Thick sheets of ice now cover a Chicago warehouse building, which burst into flames Tuesday night and reignited early Thursday.
Nearly 200 firefighters had to battle the five-alarm fire, the largest in seven years in the city, in single-digit temperatures with wind chills of more than 15 to 20 degrees below zero from Tuesday night into early Wednesday, which caused large amounts of water from the fire hoses to freeze across the building.
The fire rekindled early Thursday, which forced firefighters to pour more water on the already ice-covered building, according to the Chicago Sun-Times newspaper.
Deputy Fire Commissioner John McNicholas says, “when it gets encrusted in ice, we still have fire underneath that pile. As that fire starts to fester itself, eventually it gets more air and it starts to light up again.”

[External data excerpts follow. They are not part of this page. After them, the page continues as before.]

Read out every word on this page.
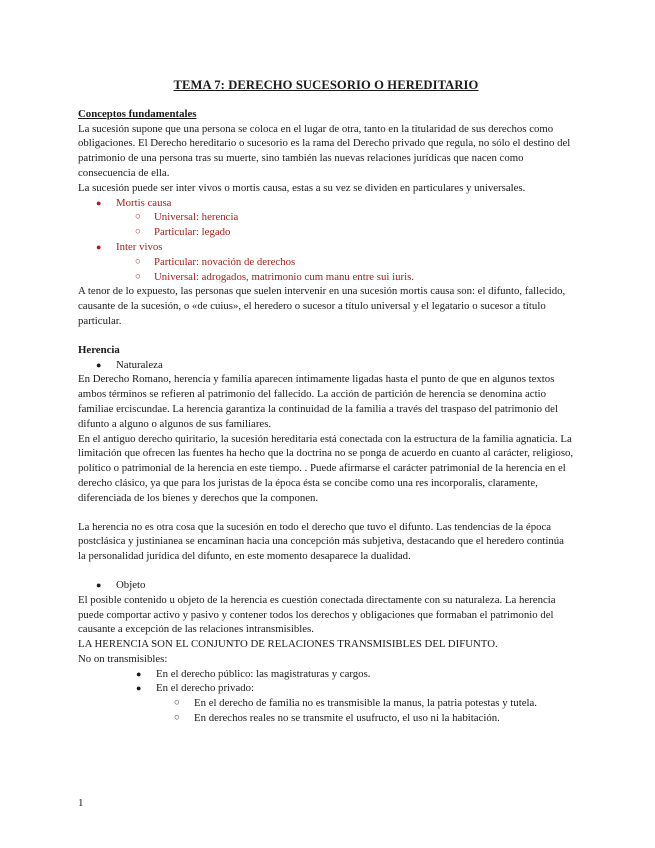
TEMA 7: DERECHO SUCESORIO O HEREDITARIO

Conceptos fundamentales

La sucesión supone que una persona se coloca en el lugar de otra, tanto en la titularidad de sus derechos como obligaciones. El Derecho hereditario o sucesorio es la rama del Derecho privado que regula, no sólo el destino del patrimonio de una persona tras su muerte, sino también las nuevas relaciones jurídicas que nacen como consecuencia de ella.

La sucesión puede ser inter vivos o mortis causa, estas a su vez se dividen en particulares y universales.

● Mortis causa
○ Universal: herencia
○ Particular: legado
● Inter vivos
○ Particular: novación de derechos
○ Universal: adrogados, matrimonio cum manu entre sui iuris.

A tenor de lo expuesto, las personas que suelen intervenir en una sucesión mortis causa son: el difunto, fallecido, causante de la sucesión, o «de cuius», el heredero o sucesor a título universal y el legatario o sucesor a título particular.

Herencia

● Naturaleza

En Derecho Romano, herencia y familia aparecen íntimamente ligadas hasta el punto de que en algunos textos ambos términos se refieren al patrimonio del fallecido. La acción de partición de herencia se denomina actio familiae erciscundae. La herencia garantiza la continuidad de la familia a través del traspaso del patrimonio del difunto a alguno o algunos de sus familiares.

En el antiguo derecho quiritario, la sucesión hereditaria está conectada con la estructura de la familia agnaticia. La limitación que ofrecen las fuentes ha hecho que la doctrina no se ponga de acuerdo en cuanto al carácter, religioso, político o patrimonial de la herencia en este tiempo. . Puede afirmarse el carácter patrimonial de la herencia en el derecho clásico, ya que para los juristas de la época ésta se concibe como una res incorporalis, claramente, diferenciada de los bienes y derechos que la componen.

La herencia no es otra cosa que la sucesión en todo el derecho que tuvo el difunto. Las tendencias de la época postclásica y justinianea se encaminan hacia una concepción más subjetiva, destacando que el heredero continúa la personalidad jurídica del difunto, en este momento desaparece la dualidad.

● Objeto

El posible contenido u objeto de la herencia es cuestión conectada directamente con su naturaleza. La herencia puede comportar activo y pasivo y contener todos los derechos y obligaciones que formaban el patrimonio del causante a excepción de las relaciones intransmisibles.

LA HERENCIA SON EL CONJUNTO DE RELACIONES TRANSMISIBLES DEL DIFUNTO.

No on transmisibles:

● En el derecho público: las magistraturas y cargos.
● En el derecho privado:
○ En el derecho de familia no es transmisible la manus, la patria potestas y tutela.
○ En derechos reales no se transmite el usufructo, el uso ni la habitación.
1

With eight inches of ice coating the outside of the building and the internal structure damaged by flames, officials say they are concerned the building could collapse under the weight of the ice.
"Things that normally work well in regular, normal, warmer temperatures, when you start to encase them in ice, you can have (problems)," said McNicholas.
The abandoned warehouse at the intersection of 37th and Ashland in Chicago's Bridgeport neighborhood used to be home to a furniture company, but it went out of business 10 years ago.
An arctic airmass, the coldest in nearly two years, settled over the region Saturday night, plunging temperatures well below freezing for daytime highs and nighttime lows.
The temperature on Tuesday fell to one below zero in the city. This was the first temperature below zero for Chicago since Feb. 10, 2011, when the temperature dipped to nine below zero.
Chicago temperatures are forecast to remain below freezing through the upcoming weekend before warmer weather pushes into the region early next week.
The cause of the fire remains under investigation.